Une faille de sécurité intentionnelle. En théorie, une backdoor bien cachée permet à ceux qui la connaissent - par exemple la police - d'accéder à des informations qui restent chiffrées pour tout ceux qui ne connaissent pas la faille.

C'est sans risque, ça?

Non! Encore une fois, le diable est dans la pratique. Avec des milliards de dollars et la vie privée de millions de personnes en jeu, toute faille de sécurité, même cachée par un expert a des chances d'être trouvée et exploitée.

Donner l'accès à un IPhone au FBI permettrait peut-être de donner l'accès à tous les IPhones à quelqu'un d'autre. Ce qui n'empêche pas la police et les agences de renseignement (américaines et françaises) de demander régulièrement l'installations de backdoors "pour lutter contre le terrorisme".

Dans le cas de San Bernardino, le FBI soutien que cet accès ne constitue pas une "vraie" backdoor. C'est techniquement correct (the best kind of correct), car elle ne rend pas le cryptage d'Apple vulnérable.

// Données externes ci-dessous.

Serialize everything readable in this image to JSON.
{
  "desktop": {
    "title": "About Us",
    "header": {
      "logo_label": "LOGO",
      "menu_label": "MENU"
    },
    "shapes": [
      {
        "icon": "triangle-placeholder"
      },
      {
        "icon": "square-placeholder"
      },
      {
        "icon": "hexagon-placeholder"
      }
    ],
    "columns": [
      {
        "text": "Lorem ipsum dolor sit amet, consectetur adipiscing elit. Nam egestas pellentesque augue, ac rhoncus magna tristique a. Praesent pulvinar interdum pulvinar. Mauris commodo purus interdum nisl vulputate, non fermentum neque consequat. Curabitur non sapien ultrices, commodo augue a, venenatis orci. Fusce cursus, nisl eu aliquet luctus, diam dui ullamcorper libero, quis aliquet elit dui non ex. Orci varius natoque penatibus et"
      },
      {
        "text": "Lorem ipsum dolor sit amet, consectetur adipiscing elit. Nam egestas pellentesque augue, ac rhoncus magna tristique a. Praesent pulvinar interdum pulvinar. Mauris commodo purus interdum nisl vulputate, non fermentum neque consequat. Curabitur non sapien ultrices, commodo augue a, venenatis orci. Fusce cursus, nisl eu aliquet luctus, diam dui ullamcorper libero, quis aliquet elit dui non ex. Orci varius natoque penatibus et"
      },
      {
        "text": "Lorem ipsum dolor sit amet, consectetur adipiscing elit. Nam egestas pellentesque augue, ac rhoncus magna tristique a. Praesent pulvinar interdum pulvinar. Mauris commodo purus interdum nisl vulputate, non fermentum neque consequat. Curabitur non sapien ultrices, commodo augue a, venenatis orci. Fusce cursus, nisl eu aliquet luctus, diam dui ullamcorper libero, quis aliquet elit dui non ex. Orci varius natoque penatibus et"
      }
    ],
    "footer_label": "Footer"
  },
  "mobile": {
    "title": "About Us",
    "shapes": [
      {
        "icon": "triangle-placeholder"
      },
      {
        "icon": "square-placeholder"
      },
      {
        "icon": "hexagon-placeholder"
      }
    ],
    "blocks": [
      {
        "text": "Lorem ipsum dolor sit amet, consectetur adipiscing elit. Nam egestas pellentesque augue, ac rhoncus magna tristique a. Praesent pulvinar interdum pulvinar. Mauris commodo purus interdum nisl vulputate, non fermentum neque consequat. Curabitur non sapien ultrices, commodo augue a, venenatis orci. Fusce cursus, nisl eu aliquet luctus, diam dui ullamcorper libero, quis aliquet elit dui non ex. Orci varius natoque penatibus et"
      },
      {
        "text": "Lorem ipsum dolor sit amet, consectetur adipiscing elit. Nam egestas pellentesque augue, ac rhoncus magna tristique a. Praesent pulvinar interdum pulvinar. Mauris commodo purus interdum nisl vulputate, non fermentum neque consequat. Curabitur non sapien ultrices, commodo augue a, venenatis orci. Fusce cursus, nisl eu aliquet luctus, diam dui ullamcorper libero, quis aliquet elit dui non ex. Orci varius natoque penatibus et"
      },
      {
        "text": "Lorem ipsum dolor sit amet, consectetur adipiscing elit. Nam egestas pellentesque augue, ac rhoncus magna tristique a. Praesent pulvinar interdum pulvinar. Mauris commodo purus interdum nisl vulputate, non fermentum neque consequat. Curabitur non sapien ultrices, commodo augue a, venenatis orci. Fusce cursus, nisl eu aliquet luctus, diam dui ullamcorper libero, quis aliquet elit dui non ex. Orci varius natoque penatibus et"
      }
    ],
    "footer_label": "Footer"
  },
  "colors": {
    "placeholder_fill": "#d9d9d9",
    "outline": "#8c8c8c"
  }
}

Mais Tim Cook répond: Toute technologie qui permet d'accéder à des informations privées est une backdoor de facto. Balle au centre.

Et moi, ça me concerne ?

C'est à vous de décider.

Dans une affaire comme celle-ci, il n'y a pas de tort et de raison, seulement des opinions. Êtes vous prêt à risquer la sécurité de vos informations privées, si la même brèche permet à la police de déjouer un attentat ?

D'un côté, le directeur de la NSA affirme que les attentats de Paris auraient été détectés à temps sans cryptage. De l'autre, Edward Snowden a prouvé que même un gouvernement n'était pas fiable une fois qu'il possédait les moyens d'envahir la vie privée de tout le monde.